Il boomerang non riguarda solo il Sud. Nella “rustbelt” del Nord (Illinois, Michigan) si sono già espressi contro i dazi di Trump sulle auto la General Motors e la Ford, per le quali l’import di componenti europee è vitale. Lo ha sottolineato la settimana scorsa un’inchiesta dettagliata (e non smentita) del New York Times.

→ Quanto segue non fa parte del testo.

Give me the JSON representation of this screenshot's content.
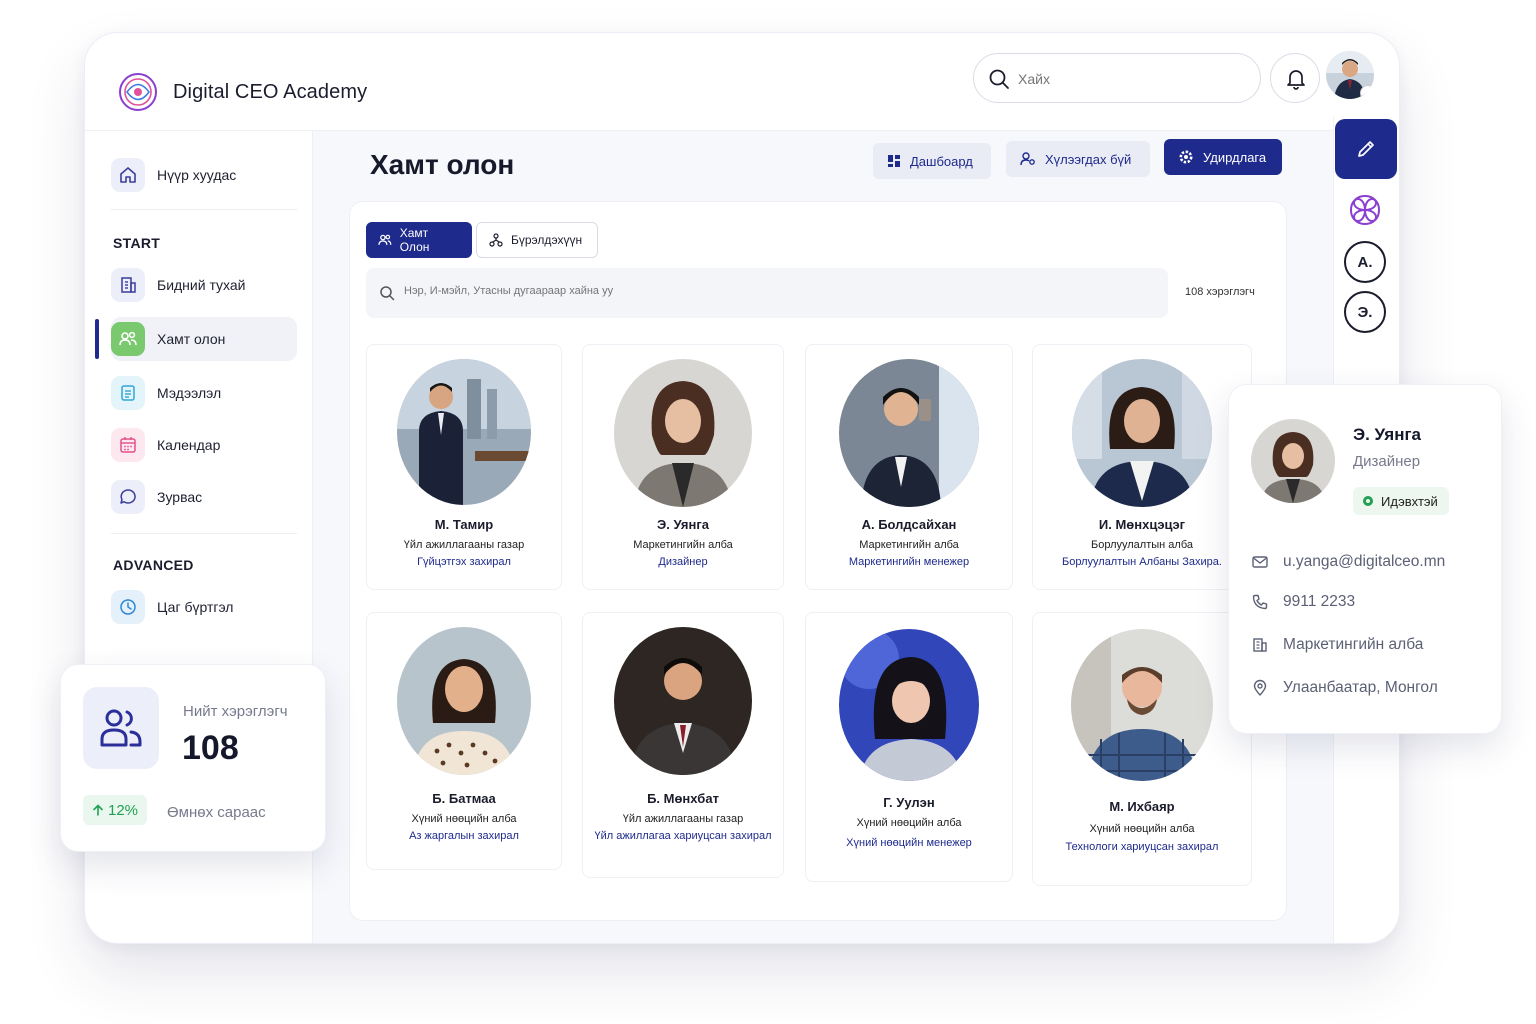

Le “bufale” di Trump (e dei suoi imitatori nostrani) dovrebbero preoccupare chi ha responsabilità per lo sviluppo economico italiano perché riguardano la bilancia commerciale (e, quindi, l’export e l’import) di prodotti fisici (formaggio, auto, alluminio, siderurgia) non l’intercambio di servizi (finanza, banche, assicurazioni, software, rette universitarie differenziate per gli studenti stranieri rispetto a quelli americani, e via discorrendo). Nonostante il “Tokyo Round” di negoziati commerciali degli anni ottanta del secolo scorso – che riguardava particolarmente il commercio internazionale di servizi -, in questi campi il mercato americano resta molto protetto.

Il ministro italiano dello Sviluppo Economico farebbe cosa utile se intervenisse in sede europea azioni per sollecitare gli Usa ad aprire questo mercato.